Article ID: | iaor20014255 |
Country: | United Kingdom |
Volume: | 19 |
Issue: | 7 |
Start Page Number: | 587 |
End Page Number: | 600 |
Publication Date: | Dec 2000 |
Journal: | International Journal of Forecasting |
Authors: | Tashman Leonard J., Bakken Thorodd, Buzas Jeffrey |
It is well understood that the standard formulation for the variance of a regression-model forecast produces interval estimates that are too narrow, principally because it ignores regressor forecast error. While the theoretical problem has been addressed, there has not been an adequate explanation of the effect of regressor forecast error, and the empirical literature has supplied a disparate variety of bits and pieces of evidence. Most business-forecasting software programs continue to supply only the standard formulation.
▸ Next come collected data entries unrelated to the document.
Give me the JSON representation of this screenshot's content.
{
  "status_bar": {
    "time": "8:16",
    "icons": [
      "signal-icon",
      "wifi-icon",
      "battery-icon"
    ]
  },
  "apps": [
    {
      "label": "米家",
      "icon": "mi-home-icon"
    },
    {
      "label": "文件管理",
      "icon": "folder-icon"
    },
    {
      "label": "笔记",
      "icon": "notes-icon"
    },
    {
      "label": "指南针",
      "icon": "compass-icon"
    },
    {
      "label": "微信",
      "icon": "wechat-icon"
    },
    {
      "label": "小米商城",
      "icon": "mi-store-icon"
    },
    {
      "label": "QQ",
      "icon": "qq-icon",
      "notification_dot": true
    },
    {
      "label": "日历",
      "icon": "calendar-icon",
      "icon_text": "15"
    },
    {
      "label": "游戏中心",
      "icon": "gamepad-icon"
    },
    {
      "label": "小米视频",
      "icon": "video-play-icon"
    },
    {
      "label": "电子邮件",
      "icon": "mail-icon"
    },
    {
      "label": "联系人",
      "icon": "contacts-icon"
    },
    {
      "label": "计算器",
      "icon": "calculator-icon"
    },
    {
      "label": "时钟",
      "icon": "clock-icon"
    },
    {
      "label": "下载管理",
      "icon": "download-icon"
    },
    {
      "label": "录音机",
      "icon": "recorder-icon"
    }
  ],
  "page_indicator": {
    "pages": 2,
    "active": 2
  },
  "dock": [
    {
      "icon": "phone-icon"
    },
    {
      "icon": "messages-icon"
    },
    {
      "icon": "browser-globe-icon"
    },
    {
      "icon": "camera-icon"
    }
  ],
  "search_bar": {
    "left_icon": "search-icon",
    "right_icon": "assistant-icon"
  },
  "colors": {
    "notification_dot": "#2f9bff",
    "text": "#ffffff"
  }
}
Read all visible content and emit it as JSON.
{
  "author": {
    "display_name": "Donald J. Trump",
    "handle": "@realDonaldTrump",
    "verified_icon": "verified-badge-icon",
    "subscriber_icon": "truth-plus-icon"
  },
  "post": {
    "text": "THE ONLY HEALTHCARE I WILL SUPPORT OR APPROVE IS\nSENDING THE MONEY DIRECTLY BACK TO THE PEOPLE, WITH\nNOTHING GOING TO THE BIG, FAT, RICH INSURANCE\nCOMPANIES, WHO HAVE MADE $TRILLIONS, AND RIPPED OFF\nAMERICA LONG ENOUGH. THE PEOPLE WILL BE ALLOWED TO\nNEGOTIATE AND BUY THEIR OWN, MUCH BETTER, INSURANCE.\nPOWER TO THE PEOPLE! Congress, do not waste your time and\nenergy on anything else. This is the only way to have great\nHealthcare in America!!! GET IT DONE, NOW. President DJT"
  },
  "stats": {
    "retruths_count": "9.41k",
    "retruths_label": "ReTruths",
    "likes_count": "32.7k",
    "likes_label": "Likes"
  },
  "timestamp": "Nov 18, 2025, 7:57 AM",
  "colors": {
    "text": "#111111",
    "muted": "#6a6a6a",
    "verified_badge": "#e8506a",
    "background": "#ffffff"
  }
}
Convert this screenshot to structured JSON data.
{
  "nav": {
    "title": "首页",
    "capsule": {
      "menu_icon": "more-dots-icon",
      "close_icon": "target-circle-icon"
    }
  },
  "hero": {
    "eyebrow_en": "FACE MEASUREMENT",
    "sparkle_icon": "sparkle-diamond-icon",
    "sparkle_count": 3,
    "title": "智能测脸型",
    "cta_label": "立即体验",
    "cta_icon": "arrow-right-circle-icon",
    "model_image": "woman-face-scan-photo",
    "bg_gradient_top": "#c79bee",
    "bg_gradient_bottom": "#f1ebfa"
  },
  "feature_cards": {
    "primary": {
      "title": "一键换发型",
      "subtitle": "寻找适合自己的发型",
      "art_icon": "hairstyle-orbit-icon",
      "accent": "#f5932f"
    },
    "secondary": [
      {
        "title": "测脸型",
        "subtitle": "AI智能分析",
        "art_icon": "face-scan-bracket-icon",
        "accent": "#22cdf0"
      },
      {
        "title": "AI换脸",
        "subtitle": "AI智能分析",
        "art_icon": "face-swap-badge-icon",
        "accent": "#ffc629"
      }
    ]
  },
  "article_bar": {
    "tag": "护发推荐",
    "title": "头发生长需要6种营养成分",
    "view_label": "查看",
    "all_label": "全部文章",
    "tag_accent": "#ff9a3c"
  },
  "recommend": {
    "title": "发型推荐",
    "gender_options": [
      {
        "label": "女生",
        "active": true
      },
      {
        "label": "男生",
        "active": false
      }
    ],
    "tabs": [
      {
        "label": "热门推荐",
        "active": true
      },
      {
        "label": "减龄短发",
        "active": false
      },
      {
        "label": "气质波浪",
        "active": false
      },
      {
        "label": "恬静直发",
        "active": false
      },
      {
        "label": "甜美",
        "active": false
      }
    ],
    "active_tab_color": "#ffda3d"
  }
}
This paper extends existing analysis to derive and evaluate large-sample approximations for the forecast error variance in a single-equation regression model. We show how these approximations substantially clarify the expected effects of regressor forecast error. We then present a case study, which (a) demonstrates how rolling out-of-sample evaluations can be applied to obtain empirical estimates of the forecast error variance, (b) shows that these estimates are consistent with our large-sample approximations and (c) illustrates, for ‘typical’ data, how seriously the standard formulation can understate the forecast error variance.